La température, ensuite. La chaleur accélère l'évaporation de toutes les matières. Un parfum porté à 32 °C part plus vite qu'à 15 °C, et il part plus vite sur une peau chaude que sur une peau fraîche.

La dose, enfin, et le support. Deux pulvérisations tiennent moins longtemps que quatre. Et un parfum déposé sur un vêtement survit à toutes les peaux du monde, parce que le tissu ne transpire pas.

Pourquoi le même parfum ne tient-il pas pareil sur deux personnes ?

Parce que la peau n'est pas un support neutre. Sa température, son hydratation, sa production de sébum varient d'une personne à l'autre et, chez la même personne, d'une saison à l'autre. Une peau sèche retient moins bien qu'une peau grasse : il y a moins de matière à laquelle les molécules s'accrochent.

C'est une observation d'usage constante, que tout vendeur de parfum a faite mille fois. Nous ne lui donnerons pas ici d'explication chimique détaillée, parce que les explications qui circulent sur le pH de la peau sont plus assurées que les données qui les soutiennent.

Faut-il frotter ses poignets après avoir vaporisé ?

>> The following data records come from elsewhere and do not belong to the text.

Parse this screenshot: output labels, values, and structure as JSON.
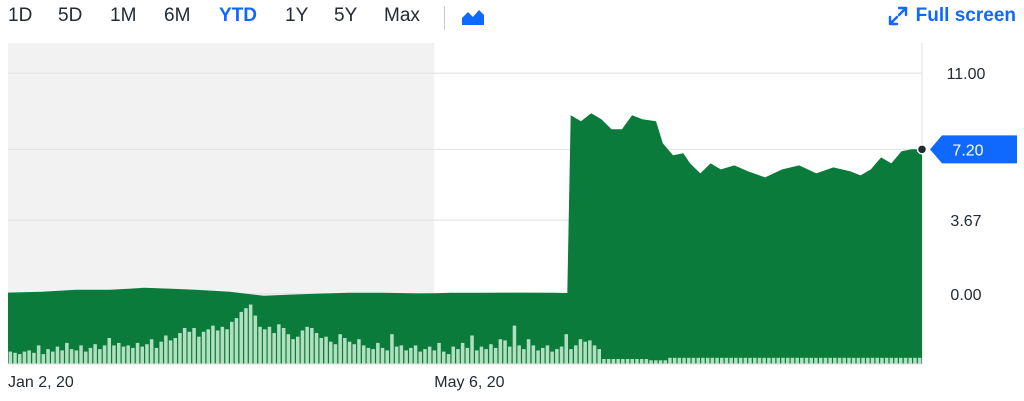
{
  "range_tabs": [
    {
      "label": "1D",
      "active": false
    },
    {
      "label": "5D",
      "active": false
    },
    {
      "label": "1M",
      "active": false
    },
    {
      "label": "6M",
      "active": false
    },
    {
      "label": "YTD",
      "active": true
    },
    {
      "label": "1Y",
      "active": false
    },
    {
      "label": "5Y",
      "active": false
    },
    {
      "label": "Max",
      "active": false
    }
  ],
  "chart_type_icon": "area-chart-icon",
  "fullscreen": {
    "label": "Full screen",
    "icon": "expand-icon"
  },
  "colors": {
    "accent": "#0f69ff",
    "area": "#0b7b3b",
    "volume": "#b2dfc0",
    "shade": "#f2f2f2"
  },
  "chart_data": {
    "type": "area",
    "y_ticks": [
      "11.00",
      "7.20",
      "3.67",
      "0.00"
    ],
    "y_tick_values": [
      11.0,
      7.2,
      3.67,
      0.0
    ],
    "ylim": [
      -3.5,
      12.5
    ],
    "x_tick_labels": [
      "Jan 2, 20",
      "May 6, 20"
    ],
    "current_price": "7.20",
    "current_value": 7.2,
    "price_series": [
      {
        "d": 0,
        "v": 0.06
      },
      {
        "d": 10,
        "v": 0.1
      },
      {
        "d": 20,
        "v": 0.2
      },
      {
        "d": 30,
        "v": 0.2
      },
      {
        "d": 40,
        "v": 0.3
      },
      {
        "d": 48,
        "v": 0.25
      },
      {
        "d": 55,
        "v": 0.2
      },
      {
        "d": 65,
        "v": 0.1
      },
      {
        "d": 75,
        "v": -0.1
      },
      {
        "d": 82,
        "v": -0.05
      },
      {
        "d": 90,
        "v": 0.0
      },
      {
        "d": 100,
        "v": 0.05
      },
      {
        "d": 110,
        "v": 0.05
      },
      {
        "d": 120,
        "v": 0.02
      },
      {
        "d": 125,
        "v": 0.03
      },
      {
        "d": 130,
        "v": 0.05
      },
      {
        "d": 140,
        "v": 0.05
      },
      {
        "d": 150,
        "v": 0.06
      },
      {
        "d": 160,
        "v": 0.05
      },
      {
        "d": 164,
        "v": 0.04
      },
      {
        "d": 165,
        "v": 8.9
      },
      {
        "d": 168,
        "v": 8.6
      },
      {
        "d": 171,
        "v": 9.0
      },
      {
        "d": 174,
        "v": 8.7
      },
      {
        "d": 177,
        "v": 8.2
      },
      {
        "d": 180,
        "v": 8.2
      },
      {
        "d": 183,
        "v": 8.9
      },
      {
        "d": 186,
        "v": 8.7
      },
      {
        "d": 190,
        "v": 8.6
      },
      {
        "d": 192,
        "v": 7.5
      },
      {
        "d": 195,
        "v": 6.9
      },
      {
        "d": 198,
        "v": 7.0
      },
      {
        "d": 200,
        "v": 6.5
      },
      {
        "d": 203,
        "v": 6.0
      },
      {
        "d": 206,
        "v": 6.5
      },
      {
        "d": 209,
        "v": 6.2
      },
      {
        "d": 213,
        "v": 6.4
      },
      {
        "d": 217,
        "v": 6.1
      },
      {
        "d": 222,
        "v": 5.8
      },
      {
        "d": 227,
        "v": 6.2
      },
      {
        "d": 232,
        "v": 6.4
      },
      {
        "d": 237,
        "v": 6.0
      },
      {
        "d": 242,
        "v": 6.3
      },
      {
        "d": 247,
        "v": 6.1
      },
      {
        "d": 250,
        "v": 5.9
      },
      {
        "d": 253,
        "v": 6.2
      },
      {
        "d": 256,
        "v": 6.8
      },
      {
        "d": 259,
        "v": 6.5
      },
      {
        "d": 262,
        "v": 7.1
      },
      {
        "d": 265,
        "v": 7.2
      },
      {
        "d": 268,
        "v": 7.2
      }
    ],
    "shaded_range_days": [
      0,
      125
    ],
    "x_tick_days": [
      0,
      125
    ],
    "days_total": 268,
    "volume": [
      0.2,
      0.18,
      0.16,
      0.2,
      0.22,
      0.18,
      0.3,
      0.16,
      0.24,
      0.2,
      0.28,
      0.22,
      0.34,
      0.24,
      0.22,
      0.3,
      0.2,
      0.26,
      0.32,
      0.24,
      0.3,
      0.42,
      0.3,
      0.34,
      0.28,
      0.3,
      0.26,
      0.34,
      0.28,
      0.32,
      0.4,
      0.26,
      0.36,
      0.46,
      0.38,
      0.42,
      0.5,
      0.58,
      0.52,
      0.58,
      0.44,
      0.52,
      0.56,
      0.62,
      0.54,
      0.6,
      0.56,
      0.68,
      0.74,
      0.84,
      0.9,
      0.96,
      0.78,
      0.6,
      0.56,
      0.6,
      0.5,
      0.64,
      0.58,
      0.48,
      0.4,
      0.44,
      0.54,
      0.6,
      0.58,
      0.5,
      0.42,
      0.44,
      0.36,
      0.32,
      0.48,
      0.42,
      0.36,
      0.32,
      0.4,
      0.3,
      0.26,
      0.24,
      0.34,
      0.26,
      0.22,
      0.48,
      0.28,
      0.3,
      0.22,
      0.26,
      0.3,
      0.2,
      0.24,
      0.28,
      0.22,
      0.34,
      0.2,
      0.16,
      0.28,
      0.24,
      0.34,
      0.26,
      0.46,
      0.22,
      0.28,
      0.24,
      0.32,
      0.26,
      0.4,
      0.38,
      0.28,
      0.62,
      0.3,
      0.24,
      0.4,
      0.3,
      0.22,
      0.26,
      0.3,
      0.2,
      0.24,
      0.28,
      0.48,
      0.24,
      0.3,
      0.4,
      0.36,
      0.38,
      0.3,
      0.24,
      0.08,
      0.08,
      0.08,
      0.08,
      0.08,
      0.08,
      0.08,
      0.08,
      0.08,
      0.08,
      0.06,
      0.06,
      0.06,
      0.06,
      0.1,
      0.1,
      0.1,
      0.1,
      0.1,
      0.1,
      0.1,
      0.1,
      0.1,
      0.1,
      0.1,
      0.1,
      0.1,
      0.1,
      0.1,
      0.1,
      0.1,
      0.1,
      0.1,
      0.1,
      0.1,
      0.1,
      0.1,
      0.1,
      0.1,
      0.1,
      0.1,
      0.1,
      0.1,
      0.1,
      0.1,
      0.1,
      0.1,
      0.1,
      0.1,
      0.1,
      0.1,
      0.1,
      0.1,
      0.1,
      0.1,
      0.1,
      0.1,
      0.1,
      0.1,
      0.1,
      0.1,
      0.1,
      0.1,
      0.1,
      0.1,
      0.1,
      0.1,
      0.1
    ],
    "grid": true,
    "legend": "none"
  }
}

Non, mais pas pour la raison que l'on entend. L'explication courante — le frottement « casserait les molécules » — ne tient pas : frotter deux poignets l'un contre l'autre ne fournit pas l'énergie nécessaire pour rompre une liaison chimique.

Ce que le frottement fait réellement est plus simple. Il étale le parfum sur une surface plus grande et il réchauffe la peau. Surface plus grande et chaleur : les deux accélèrent l'évaporation. Le parfum part plus vite. Le résultat annoncé est le bon, le raisonnement était faux.

Pourquoi nos fiches n'affichent-elles pas de durée en heures ?

Parce qu'un chiffre en heures serait une promesse que nous ne pouvons pas tenir. Il dépendrait de votre peau, du thermomètre et du nombre de pulvérisations — trois variables que nous ne connaissons pas.

Nos fiches indiquent donc une tendance de tenue, sans chiffre. Nous préférons une information vraie et imprécise à une information précise et fausse.

La seule mesure qui vaut pour vous est celle que vous prenez sur vous. Un échantillon Try Me de 2 ml permet de porter un parfum une journée entière avant de décider. Vaporisez le matin, notez l'heure à laquelle vous ne le sentez plus, et rappelez-vous que cette heure-là n'est pas celle où il a disparu pour les autres.